Utterly random: I totally missed that Caroline Dhavernas played
a bit part in an episode of SAJV. Huh. *insert obligatory "there are only thirty Canadian actors in existence" remark*
*
I spent the week reading
Emma, and to no one's greater surprise than my own, I enjoyed the hell out of it. Well, not the hell. Maybe just the heck. Or even the aitch-ee-double-hockey-sticks, to get progressively more euphemistic and to further damn with faint praise. It did have its issues, such as being able to see Mr. Elton actually being interested in Emma rather than Harriet coming from 90 pages away. And in my edition, I believe that particular denoument actually came on page 85, so you can see how obvious it was. Also, Emma was certainly a twit at times. I so desperately wanted Harriet to, at the end of the book, call her on her twitiness, rather than being so freaking polite.

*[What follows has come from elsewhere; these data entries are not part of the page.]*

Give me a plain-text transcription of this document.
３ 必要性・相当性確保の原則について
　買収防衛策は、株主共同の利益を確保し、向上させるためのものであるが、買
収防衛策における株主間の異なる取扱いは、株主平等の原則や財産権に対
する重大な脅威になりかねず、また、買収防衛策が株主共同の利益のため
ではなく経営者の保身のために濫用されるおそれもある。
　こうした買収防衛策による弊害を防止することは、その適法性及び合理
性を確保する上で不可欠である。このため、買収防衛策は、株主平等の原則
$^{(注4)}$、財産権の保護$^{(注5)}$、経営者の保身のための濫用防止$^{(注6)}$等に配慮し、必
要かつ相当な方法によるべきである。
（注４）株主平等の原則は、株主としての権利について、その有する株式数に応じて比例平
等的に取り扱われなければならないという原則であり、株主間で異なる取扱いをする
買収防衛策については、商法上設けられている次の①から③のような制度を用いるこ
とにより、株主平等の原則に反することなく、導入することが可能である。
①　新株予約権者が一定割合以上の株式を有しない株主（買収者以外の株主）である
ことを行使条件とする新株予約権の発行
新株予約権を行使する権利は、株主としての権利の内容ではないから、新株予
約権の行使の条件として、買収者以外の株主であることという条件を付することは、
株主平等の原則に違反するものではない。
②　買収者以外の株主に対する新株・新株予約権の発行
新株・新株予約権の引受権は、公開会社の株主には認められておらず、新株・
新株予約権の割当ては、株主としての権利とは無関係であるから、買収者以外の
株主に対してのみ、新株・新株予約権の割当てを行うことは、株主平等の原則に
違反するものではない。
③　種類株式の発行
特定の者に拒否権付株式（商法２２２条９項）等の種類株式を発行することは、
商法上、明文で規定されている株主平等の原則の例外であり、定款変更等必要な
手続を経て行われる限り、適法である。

I did enjoy Mr. Knightley. He brought the snark, which was oh so necessary at times. Frank was cool too, even if he was caddish. At least he was lively. And despite its faults, the book chugged along at a pretty good pace for Austen (I read the first half all at once last Saturday). I particularly liked when the young people started playing a game with the little Knightleys's twig alphabet, if only because it reminded me of the line "We would surprise each other with alphabets made of twigs" in Billy Collins's "Nostalgia," which is one of my favorite poems.
Also, there was NO SIMPERING, YAY. Mucho gusto. Emma was stuck up, sure, but she didn't simper and she wasn't perfect. She made mistakes, got called on them, and acknowledged the errors, at least some of the time, unlike Miss Perfect, who never did anything wrong and whom everyone loved without exception. I can't imagine Emma having an attack of the vapors at being called competent, unlike SOME I could name. Jane, Harriet, and Mrs. Weston were fairly excellent as well.

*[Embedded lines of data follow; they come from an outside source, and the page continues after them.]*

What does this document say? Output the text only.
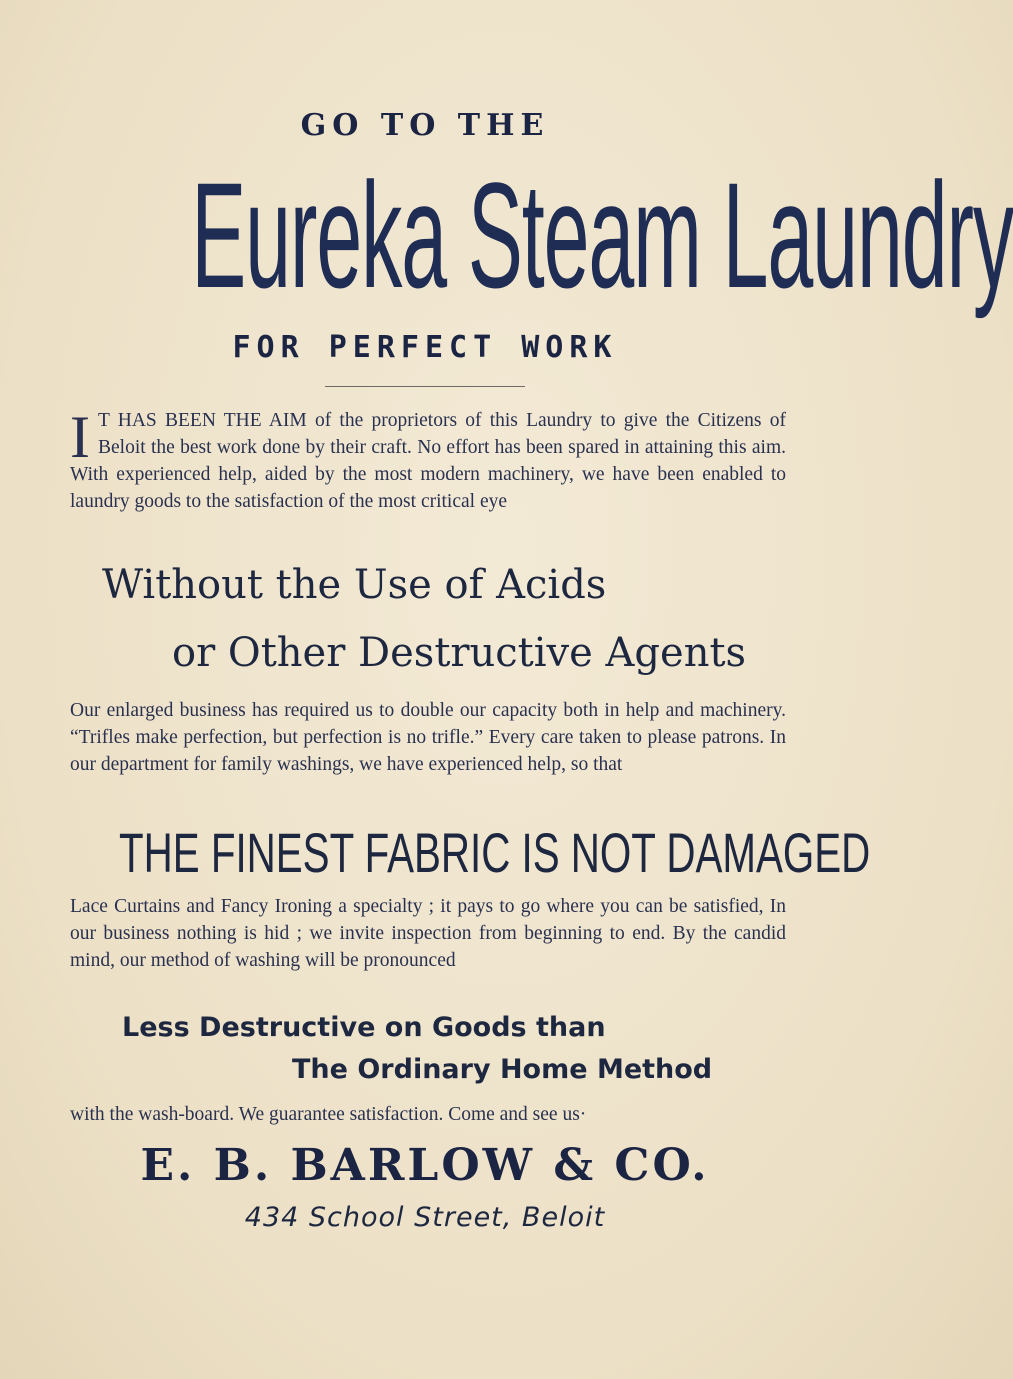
GO TO THE
Eureka Steam Laundry
FOR PERFECT WORK
I T HAS BEEN THE AIM of the proprietors of this Laundry to give the Citizens of Beloit the best work done by their craft. No effort has been spared in attaining this aim. With experienced help, aided by the most modern machinery, we have been enabled to laundry goods to the satisfaction of the most critical eye
Without the Use of Acids
or Other Destructive Agents
Our enlarged business has required us to double our capacity both in help and machinery. “Trifles make perfection, but perfection is no trifle.” Every care taken to please patrons. In our department for family washings, we have experienced help, so that
THE FINEST FABRIC IS NOT DAMAGED
Lace Curtains and Fancy Ironing a specialty ; it pays to go where you can be satisfied, In our business nothing is hid ; we invite inspection from beginning to end. By the candid mind, our method of washing will be pronounced
Less Destructive on Goods than
The Ordinary Home Method
with the wash-board. We guarantee satisfaction. Come and see us·
E. B. BARLOW & CO.
434 School Street, Beloit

But there's something about the smallness of the world in Austen's novels that bugs me--the limited settings, casts of characters, and prospects for those characters. I know she was writing what she knew, but I certainly do long for a trip to London even more than some of her characters do. I do appreciate that this novel makes use of the widest social strata Austen ever used in a book (according to one of the essays at the back of the Norton Critical Edition I checked out, anyway), which was interesting, but man...I almost enjoyed hearing about Maple Grove because it wasn't in freaking Surrey. And I
hated Mrs. Elton--as one was supposed to--so that's saying something.

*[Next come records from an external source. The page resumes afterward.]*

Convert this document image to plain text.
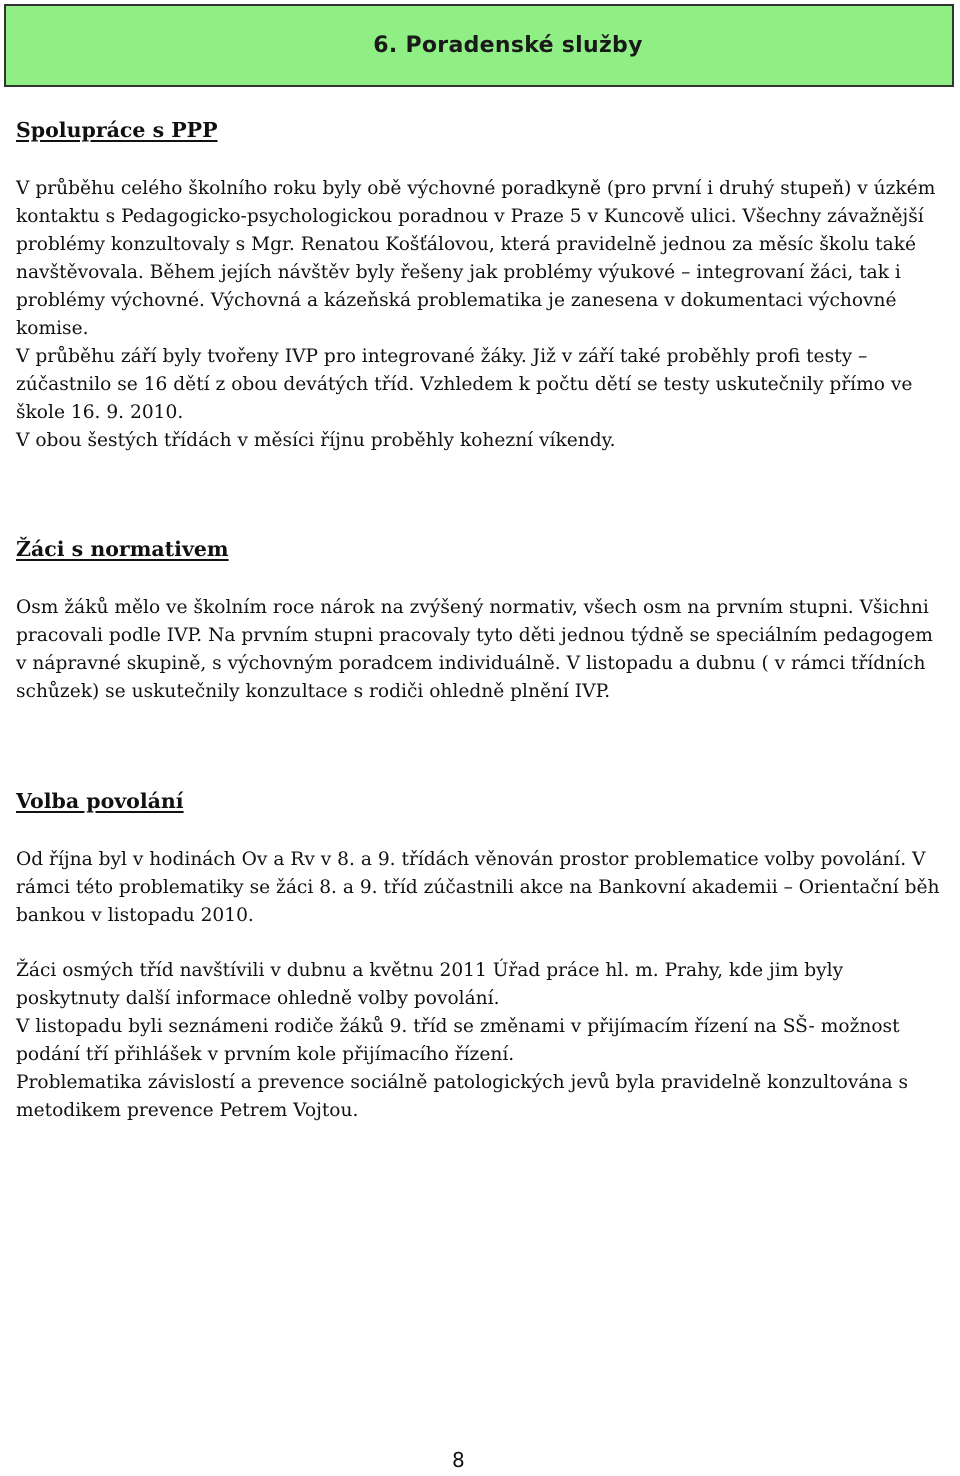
6. Poradenské služby
Spolupráce s PPP

V průběhu celého školního roku byly obě výchovné poradkyně (pro první i druhý stupeň) v úzkém kontaktu s Pedagogicko-psychologickou poradnou v Praze 5 v Kuncově ulici. Všechny závažnější problémy konzultovaly s Mgr. Renatou Košťálovou, která pravidelně jednou za měsíc školu také navštěvovala. Během jejích návštěv byly řešeny jak problémy výukové – integrovaní žáci, tak i problémy výchovné. Výchovná a kázeňská problematika je zanesena v dokumentaci výchovné komise.

V průběhu září byly tvořeny IVP pro integrované žáky. Již v září také proběhly profi testy – zúčastnilo se 16 dětí z obou devátých tříd. Vzhledem k počtu dětí se testy uskutečnily přímo ve škole 16. 9. 2010.

V obou šestých třídách v měsíci říjnu proběhly kohezní víkendy.

Žáci s normativem

Osm žáků mělo ve školním roce nárok na zvýšený normativ, všech osm na prvním stupni. Všichni pracovali podle IVP. Na prvním stupni pracovaly tyto děti jednou týdně se speciálním pedagogem v nápravné skupině, s výchovným poradcem individuálně. V listopadu a dubnu ( v rámci třídních schůzek) se uskutečnily konzultace s rodiči ohledně plnění IVP.

Volba povolání

Od října byl v hodinách Ov a Rv v 8. a 9. třídách věnován prostor problematice volby povolání. V rámci této problematiky se žáci 8. a 9. tříd zúčastnili akce na Bankovní akademii – Orientační běh bankou v listopadu 2010.

Žáci osmých tříd navštívili v dubnu a květnu 2011 Úřad práce hl. m. Prahy, kde jim byly poskytnuty další informace ohledně volby povolání.

V listopadu byli seznámeni rodiče žáků 9. tříd se změnami v přijímacím řízení na SŠ- možnost podání tří přihlášek v prvním kole přijímacího řízení.

Problematika závislostí a prevence sociálně patologických jevů byla pravidelně konzultována s metodikem prevence Petrem Vojtou.

8
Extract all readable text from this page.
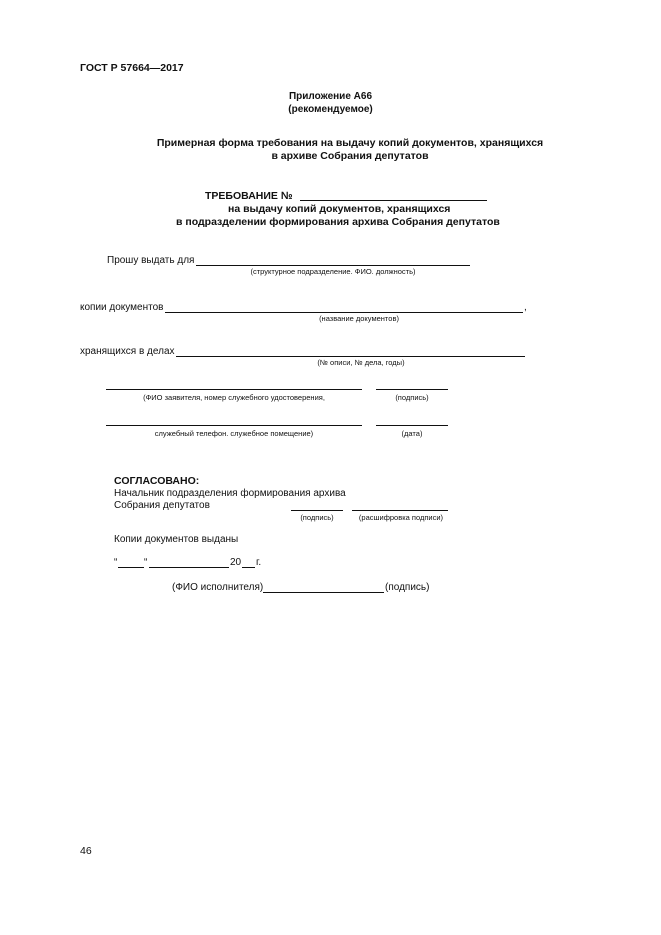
ГОСТ Р 57664—2017
Приложение А66
(рекомендуемое)
Примерная форма требования на выдачу копий документов, хранящихся
в архиве Собрания депутатов
ТРЕБОВАНИЕ №
на выдачу копий документов, хранящихся
в подразделении формирования архива Собрания депутатов
Прошу выдать для
(структурное подразделение. ФИО. должность)
копии документов	,
(название документов)
хранящихся в делах
(№ описи, № дела, годы)
(ФИО заявителя, номер служебного удостоверения,	(подпись)
служебный телефон. служебное помещение)	(дата)
СОГЛАСОВАНО:
Начальник подразделения формирования архива
Собрания депутатов
(подпись)	(расшифровка подписи)
Копии документов выданы
“	“	20 г.
(ФИО исполнителя)	(подпись)
46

I just keep thinking of how Elizabeth Gaskell treats the same basic plot of P&P in
North and South, for example, and I like that treatment a lot more than I like Austen's, because it both acknowledges and even for its plot depends on the existence of a world greater in geography and humanity than this tiny circumscribed village and class. (I guess part of the attraction of Austen's novels now is escape to that world of leisure--well, leisure accompanied by the very serious necessity for the women of finding a husband who could support them, which is fairly fascinating in its own right, I suppose--which I have absolutely nothing against, just...in smaller doses, maybe. And it can be a very, very long time before I read about everyone being concerned about catching cold from a draft in a hallway where they will spend all of five seconds walking from one end to the other, oh my GOD, people, you are all a bunch of raving HYPOCHONDRIACS.)
Now, onto
The Voyage Out, which, if V.Wo is true to form, will be about a disheartened and suicidal married woman in London. Am I right?